ND NS/NA transactions are going to be successful most of the time, so
the ND NS/NA retransmit mechanism is going to be rarely used. Original
traffic sources have to be prepared for it to fail anyway - the
Internet is a best effort network, so if a source node wants to be sure
a packet gets to the original destination it needs to be prepared to
retransmit it. This has actually proved not to be a problem in IPv4 as
Cisco routers have for many years dumped the data packet that triggers
ARP, which I'm pretty sure is the reason why the ARP timeout is 4
hours, rather than the more common 5 minutes.

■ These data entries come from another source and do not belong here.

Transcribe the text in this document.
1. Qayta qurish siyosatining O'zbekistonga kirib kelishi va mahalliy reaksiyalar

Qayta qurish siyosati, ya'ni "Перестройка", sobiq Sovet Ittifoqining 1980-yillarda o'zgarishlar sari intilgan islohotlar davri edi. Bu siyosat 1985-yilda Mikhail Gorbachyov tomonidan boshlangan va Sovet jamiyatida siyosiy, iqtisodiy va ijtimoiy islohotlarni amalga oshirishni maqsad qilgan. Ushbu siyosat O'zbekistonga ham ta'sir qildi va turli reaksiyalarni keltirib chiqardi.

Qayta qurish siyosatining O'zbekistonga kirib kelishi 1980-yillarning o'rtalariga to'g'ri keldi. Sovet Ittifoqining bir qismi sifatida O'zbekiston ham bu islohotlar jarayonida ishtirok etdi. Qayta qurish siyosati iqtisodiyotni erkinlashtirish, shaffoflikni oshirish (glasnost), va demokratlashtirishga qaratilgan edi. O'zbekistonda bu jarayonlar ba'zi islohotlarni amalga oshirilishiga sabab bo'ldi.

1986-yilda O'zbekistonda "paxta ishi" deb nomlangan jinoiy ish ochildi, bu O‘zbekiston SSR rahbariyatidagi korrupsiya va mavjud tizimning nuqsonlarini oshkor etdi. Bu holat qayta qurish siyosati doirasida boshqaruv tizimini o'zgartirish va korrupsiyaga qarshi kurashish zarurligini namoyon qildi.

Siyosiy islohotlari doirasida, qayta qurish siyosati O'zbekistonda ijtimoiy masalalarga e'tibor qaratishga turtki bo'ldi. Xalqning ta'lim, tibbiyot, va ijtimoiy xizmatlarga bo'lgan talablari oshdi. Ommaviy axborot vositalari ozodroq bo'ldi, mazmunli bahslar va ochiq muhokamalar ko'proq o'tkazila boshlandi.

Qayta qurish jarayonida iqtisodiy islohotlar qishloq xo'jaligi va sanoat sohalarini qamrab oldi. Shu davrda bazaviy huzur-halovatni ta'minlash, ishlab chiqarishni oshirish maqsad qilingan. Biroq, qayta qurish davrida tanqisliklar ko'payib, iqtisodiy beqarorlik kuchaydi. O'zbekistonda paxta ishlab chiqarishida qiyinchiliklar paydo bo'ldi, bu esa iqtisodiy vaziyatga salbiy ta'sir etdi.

Time outs are pretty much
moot anyway, because active Neighbor Unreachability Detection is
usually performed these days instead of using simple timeouts for
existing ARP entries and is required to be performed by IPv6.

If you don't maintain state for outstanding ND NS transactions, then
that means that the ND NS issuing device will have to just blindly
accept any ND NAs it receives at any time, and put them in the neighbor
cache, assuming they are correct. That is an vulnerability, as a
local node could fill up the neighbor cache with bogus entries, but one
that is far less of a risk than the Internet sourced one we're talking
about, as it is only onlink devices that can exploit it. As a LAN is
already a trusted environment for basic protocol operations, and
devices have a vested interest not disabling other devices that provide
them with services e.g. default routers, I think it is a reasonable and
acceptable risk given those we already accept in LANs, such as the IPv4
ones I mentioned. If it isn't, implement static address
resolution entries, PPPoE, per-device VLANs, SEND etc.

I doubt I need to go into much detail about whether ICMP destination
unreachables need to be reliably received, the reality is that they
aren't in IPv4 and I doubt that will change much in IPv6. I think
they're a "nice to have" not a "need to have".